San Marino. Giustizia: Odg della maggioranza per portare a Strasburgo la versione della politica

San Marino. Giustizia: Odg della maggioranza per portare a Strasburgo la versione della politica

Approvato odg per portare a Strasburgo la versione della politica

Maggioranza prova con un pannicello caldo a lenire la violazione dello stato di diritto

Antonio Fabbri

La maggioranza prova con un “pannicello caldo” a lenire la grave infezione che ha causato allo stato di diritto con le prevaricazioni che ha messo in campo nei primi sette mesi di legislatura, anche durante il lockdown, provocando danni alla separazione dei poteri con pesanti ingerenze sull’indipendenza della magistratura.

Il “pannicello caldo” è un ordine del giorno che impegna il governo a trasmettere al Consiglio d’Europa dei documenti che integrino l’esposto che fece Marco Gatti nel giugno del 2018. Documenti che già all’epoca vennero trasmessi, a partire dall’ordine del giorno che sfiduciò l’ex magistrato dirigente Valeria Pierfelici. Circostanze che, si seppe all’epoca per bocca dello stesso Marco Gatti, erano già state portate all’attenzione del consesso internazionale e, dopo la valutazione, non avevano dato adito a nessun procedimento verso il Titano. Anche le carte, al Coe, le hanno già, lo ha detto Gatti stesso ieri. Tra l’altro la narrazione politica – a tratti distorta, che può andare bene per fare folclore a San Marino costruendo il castello del complotto sui “chissà come mai?”, “guarda che coincidenza”, “sarà un caso?”, interiezioni con cui vengono conditi i discorsi a volte anche leggendo alla rovescio ciò che dicono sentenze, norme e ordini del giorno – non riguarda lo stesso problema sollevato dalla lettera circostanziata di 9 magistrati più il dirigente, inviata al segretario generale del Consiglio d’Europa, Marija Pejcinovix Buric. In quel documento il problema sollevato è uno soltanto: la violazione della separazione dei poteri attraverso l’ingerenza politica nella sfera di autogoverno della magistratura. E in quella lettera questo viene dimostrato da fatti, riferimenti normativi e richiami alle raccomandazioni e sentenze degli organismi sovranazionali: Coe, Cedu, Greco.

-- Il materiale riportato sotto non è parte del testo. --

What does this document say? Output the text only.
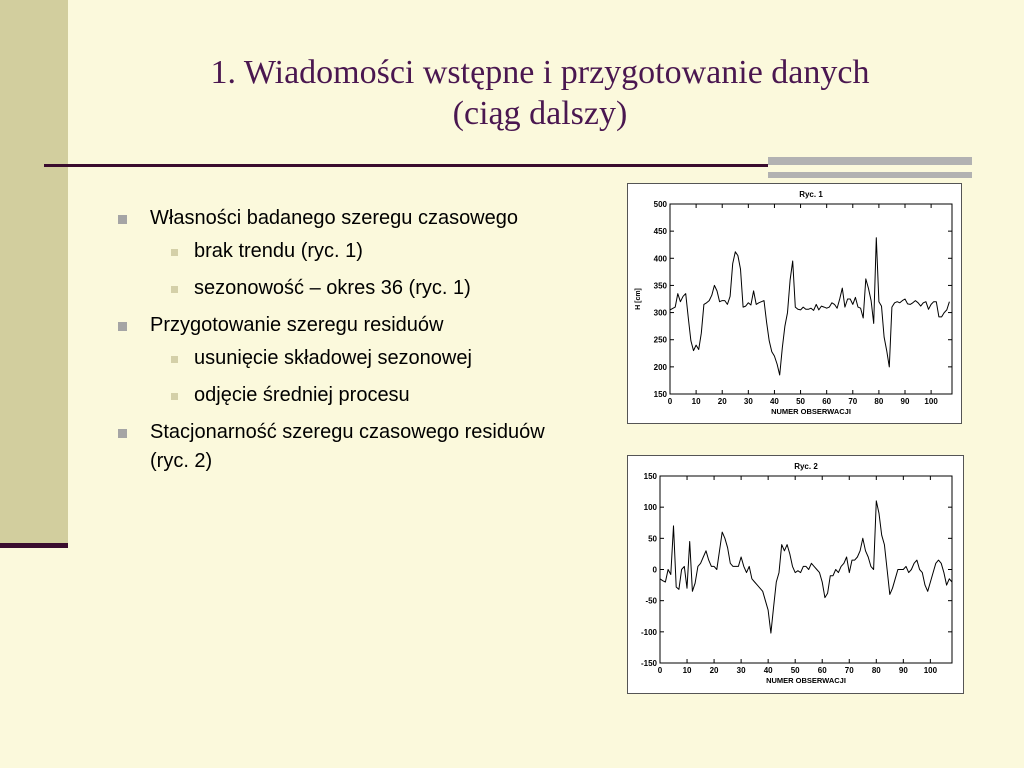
1. Wiadomości wstępne i przygotowanie danych
(ciąg dalszy)
Własności badanego szeregu czasowego
brak trendu (ryc. 1)
sezonowość – okres 36 (ryc. 1)
Przygotowanie szeregu residuów
usunięcie składowej sezonowej
odjęcie średniej procesu
Stacjonarność szeregu czasowego residuów (ryc. 2)
Ryc. 1
150
200
250
300
350
400
450
500
0 10 20 30 40 50 60 70 80 90 100
NUMER OBSERWACJI
H [cm]
Ryc. 2
-150
-100
-50
0
50
100
150
0	10 20 30 40 50 60 70 80 90 100
NUMER OBSERWACJI
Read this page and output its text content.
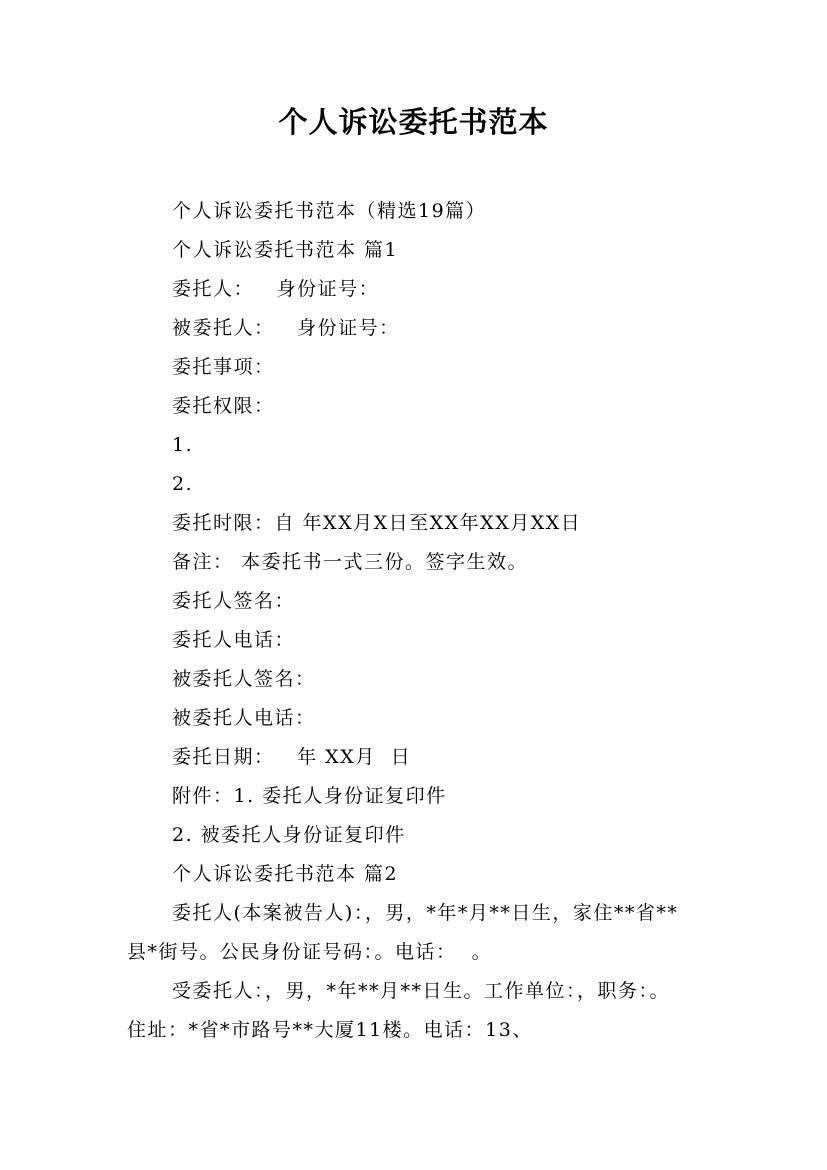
个人诉讼委托书范本
个人诉讼委托书范本（精选19篇）
个人诉讼委托书范本 篇1
委托人：   身份证号：
被委托人：   身份证号：
委托事项：
委托权限：
1.
2.
委托时限：自 年XX月X日至XX年XX月XX日
备注： 本委托书一式三份。签字生效。
委托人签名：
委托人电话：
被委托人签名：
被委托人电话：
委托日期：   年 XX月  日
附件：1. 委托人身份证复印件
2. 被委托人身份证复印件
个人诉讼委托书范本 篇2
委托人(本案被告人)：，男，*年*月**日生，家住**省**
县*街号。公民身份证号码：。电话：  。
受委托人：，男，*年**月**日生。工作单位：，职务：。
住址：*省*市路号**大厦11楼。电话：13、
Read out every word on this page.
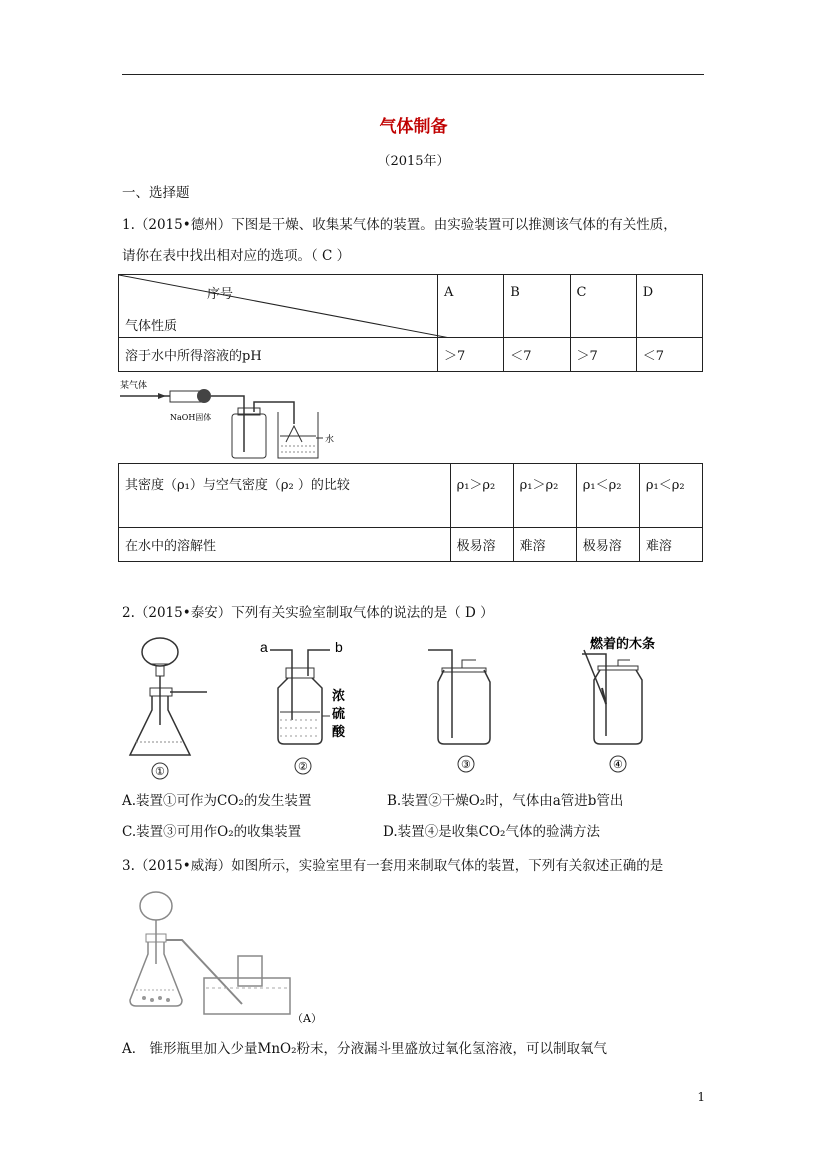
气体制备
（2015年）
一、选择题
1.（2015•德州）下图是干燥、收集某气体的装置。由实验装置可以推测该气体的有关性质，
请你在表中找出相对应的选项。（ C ）
序号
气体性质	A	B	C	D
溶于水中所得溶液的pH	＞7	＜7	＞7	＜7
某气体
NaOH固体
水
其密度（ρ₁）与空气密度（ρ₂ ）的比较	ρ₁＞ρ₂	ρ₁＞ρ₂	ρ₁＜ρ₂	ρ₁＜ρ₂
在水中的溶解性	极易溶	难溶	极易溶	难溶
2.（2015•泰安）下列有关实验室制取气体的说法的是（ D ）
①
a	b
浓 硫 酸
②	③
燃着的木条
④
A.装置①可作为CO₂的发生装置	B.装置②干燥O₂时，气体由a管进b管出
C.装置③可用作O₂的收集装置	D.装置④是收集CO₂气体的验满方法
3.（2015•威海）如图所示，实验室里有一套用来制取气体的装置，下列有关叙述正确的是
（A）
A． 锥形瓶里加入少量MnO₂粉末，分液漏斗里盛放过氧化氢溶液，可以制取氧气
1
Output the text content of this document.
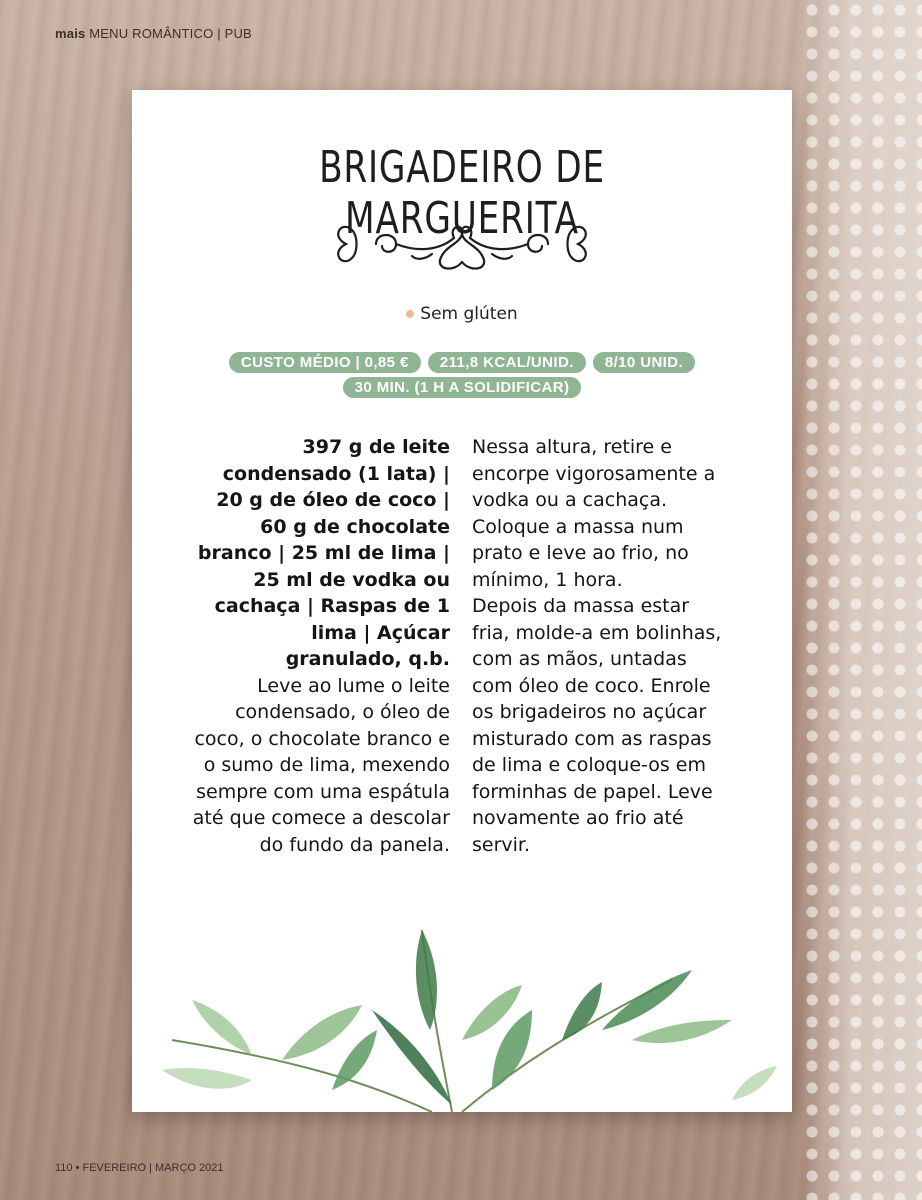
mais MENU ROMÂNTICO | PUB
BRIGADEIRO DE MARGUERITA
Sem glúten
CUSTO MÉDIO | 0,85 € 211,8 KCAL/UNID. 8/10 UNID.
30 MIN. (1 H A SOLIDIFICAR)

397 g de leite condensado (1 lata) | 20 g de óleo de coco | 60 g de chocolate branco | 25 ml de lima | 25 ml de vodka ou cachaça | Raspas de 1 lima | Açúcar granulado, q.b.

Leve ao lume o leite condensado, o óleo de coco, o chocolate branco e o sumo de lima, mexendo sempre com uma espátula até que comece a descolar do fundo da panela.

Nessa altura, retire e encorpe vigorosamente a vodka ou a cachaça. Coloque a massa num prato e leve ao frio, no mínimo, 1 hora.

Depois da massa estar fria, molde-a em bolinhas, com as mãos, untadas com óleo de coco. Enrole os brigadeiros no açúcar misturado com as raspas de lima e coloque-os em forminhas de papel. Leve novamente ao frio até servir.

110 • FEVEREIRO | MARÇO 2021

Si vedrà se le sfuriate parlamentari di esponenti di maggioranza e le narrazioni trasferite sulla carta, basteranno a convincere gli organismi sovranazionali della “bontà” di una legge che cambia i numeri del Consiglio giudiziario, che retroattivamente ne vuole annullare le deliberazioni e caccia tre giudici regolarmente nominati in un colpo solo.

Intanto sul Titano continuano a raccontarla, finché c’è ancora qualcuno che ci crede.

Così, nel finale di dibattito del comma comunicazioni, gli interventi degli esponenti di maggioranza sono stati feroci. Ha cominciato “mister preferenza” Matteo Zeppa a costruire il castello basato sugli intercalare “Strano. Sono cose molto strane”.

“E’ successo che qualcuno ha fatto una forzatura non normata e da lì in poi è partito il caos” dice Gian Matteo Zeppa di Rete che poi, as usual, insinua: “Mi fa sorridere che la stragrande maggioranza dei magistrati negli allegati portano solo una parte, citano come mezzo di informazione L’Informazione. Strano. Sono cose molto strane. Sulla ricostruzione di un giornalista, Rf legittima quell’articolo frapponendo un’interpellanza. Se si mettono i pezzettini insieme, qualcuno incomincia a fare uscire le cose a livello interno ed esterno”.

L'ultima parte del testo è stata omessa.